As mentioned above, two of the participants in this study experienced motion sickness. The nausea and motion sickness caused by PS is not just a usability issue, but an ethical consideration in the design of a PS website and in the conduct of PS research. Research requires that participants experience minimal risk, which means that they should not experience any harm or discomfort greater than what they experience in everyday life (U.S. Department of Health and Human Services, 2009). Therefore as UX practitioners, this requires us to screen participants for motion sickness and vestibular disorders before allowing them to participate in a test. In some cases, this may require IRB permission, which may mean requiring a longer time to conduct the UX study. This issue is one that UX practitioners should consider when planning to conduct a PS study.

Conclusion

We hypothesized that PS would improve UX, which is defined in this study as the emotions that are aroused when a user interacts with a product or technology. The PS website was perceived to be more fun than the no-PS website. With respect to perceived usability, enjoyment, satisfaction, and visual appeal, there were no differences between the PS website and the no-PS website.

However, this by no means negates the usefulness of PS in web design. Our research shows PS to have important implications for designers and usability and UX practitioners. PS could positively affect UX when used in a hedonic and fun context.

But two of the participants in the study suffered from motion sickness and because of that reduced their ratings of usability of the PS website. Consequently UX practitioners planning to work with PS should consider this issue and how it may affect their test participants.

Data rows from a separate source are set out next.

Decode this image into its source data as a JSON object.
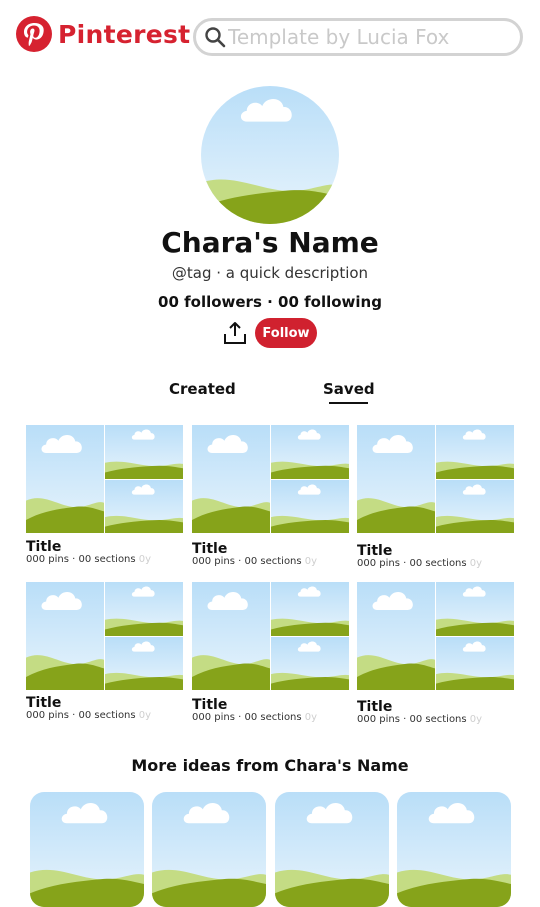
{
  "header": {
    "brand": "Pinterest",
    "search_placeholder": "Template by Lucia Fox"
  },
  "profile": {
    "name": "Chara's Name",
    "tagline": "@tag · a quick description",
    "stats": "00 followers · 00 following",
    "follow_label": "Follow"
  },
  "tabs": [
    {
      "label": "Created",
      "active": false
    },
    {
      "label": "Saved",
      "active": true
    }
  ],
  "boards": [
    {
      "title": "Title",
      "meta": "000 pins · 00 sections",
      "age": "0y"
    },
    {
      "title": "Title",
      "meta": "000 pins · 00 sections",
      "age": "0y"
    },
    {
      "title": "Title",
      "meta": "000 pins · 00 sections",
      "age": "0y"
    },
    {
      "title": "Title",
      "meta": "000 pins · 00 sections",
      "age": "0y"
    },
    {
      "title": "Title",
      "meta": "000 pins · 00 sections",
      "age": "0y"
    },
    {
      "title": "Title",
      "meta": "000 pins · 00 sections",
      "age": "0y"
    }
  ],
  "more_ideas": {
    "title": "More ideas from Chara's Name"
  },
  "colors": {
    "brand": "#d62230",
    "follow": "#d0212f",
    "sky": "#cfe8fa",
    "grass_light": "#c4dc84",
    "grass_dark": "#86a31a"
  }
}
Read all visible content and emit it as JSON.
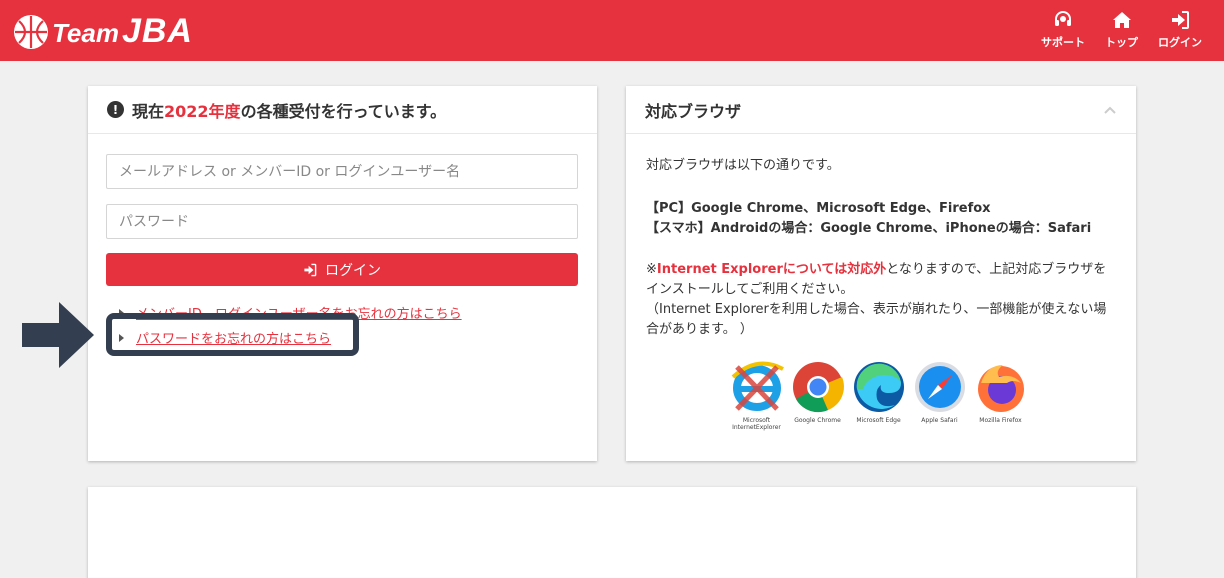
{
  "header": {
    "brand_team": "Team",
    "brand_jba": "JBA",
    "brand_color": "#e6323e",
    "nav": [
      {
        "label": "サポート",
        "icon": "headset-icon"
      },
      {
        "label": "トップ",
        "icon": "home-icon"
      },
      {
        "label": "ログイン",
        "icon": "sign-in-icon"
      }
    ]
  },
  "login": {
    "heading_prefix": "現在",
    "heading_year": "2022年度",
    "heading_suffix": "の各種受付を行っています。",
    "email_placeholder": "メールアドレス or メンバーID or ログインユーザー名",
    "password_placeholder": "パスワード",
    "login_button": "ログイン",
    "forgot_id_link": "メンバーID、ログインユーザー名をお忘れの方はこちら",
    "forgot_password_link": "パスワードをお忘れの方はこちら"
  },
  "browsers_card": {
    "title": "対応ブラウザ",
    "intro": "対応ブラウザは以下の通りです。",
    "pc_line": "【PC】Google Chrome、Microsoft Edge、Firefox",
    "sp_line": "【スマホ】Androidの場合：Google Chrome、iPhoneの場合：Safari",
    "ie_note_prefix": "※",
    "ie_note_red": "Internet Explorerについては対応外",
    "ie_note_rest": "となりますので、上記対応ブラウザをインストールしてご利用ください。",
    "ie_note_paren": "（Internet Explorerを利用した場合、表示が崩れたり、一部機能が使えない場合があります。 ）",
    "browsers": [
      {
        "line1": "Microsoft",
        "line2": "InternetExplorer"
      },
      {
        "line1": "Google Chrome",
        "line2": ""
      },
      {
        "line1": "Microsoft Edge",
        "line2": ""
      },
      {
        "line1": "Apple Safari",
        "line2": ""
      },
      {
        "line1": "Mozilla Firefox",
        "line2": ""
      }
    ]
  }
}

Tips for Usability Practitioners

It is our hope that this research study will provide a foundation for UX practitioners who want to conduct studies with PS. Here are a few tips for working with PS:

  • Increased loading time is a serious issue with PS. Therefore it is important that you consider how to deal with it based on the objectives of your study.
  • The average Internet speed in most states in the United States is 7Mbps; therefore, the UX will be more pleasant if you are testing on a faster Internet connection.
  • PS may cause certain people to experience nausea; therefore, it is important to screen your participants for motion sickness and vestibular disorders before allowing them to participate in a test. Also carefully watch participants as they work for signs of distress.
  • PS may be more effective when used in a hedonic and fun context.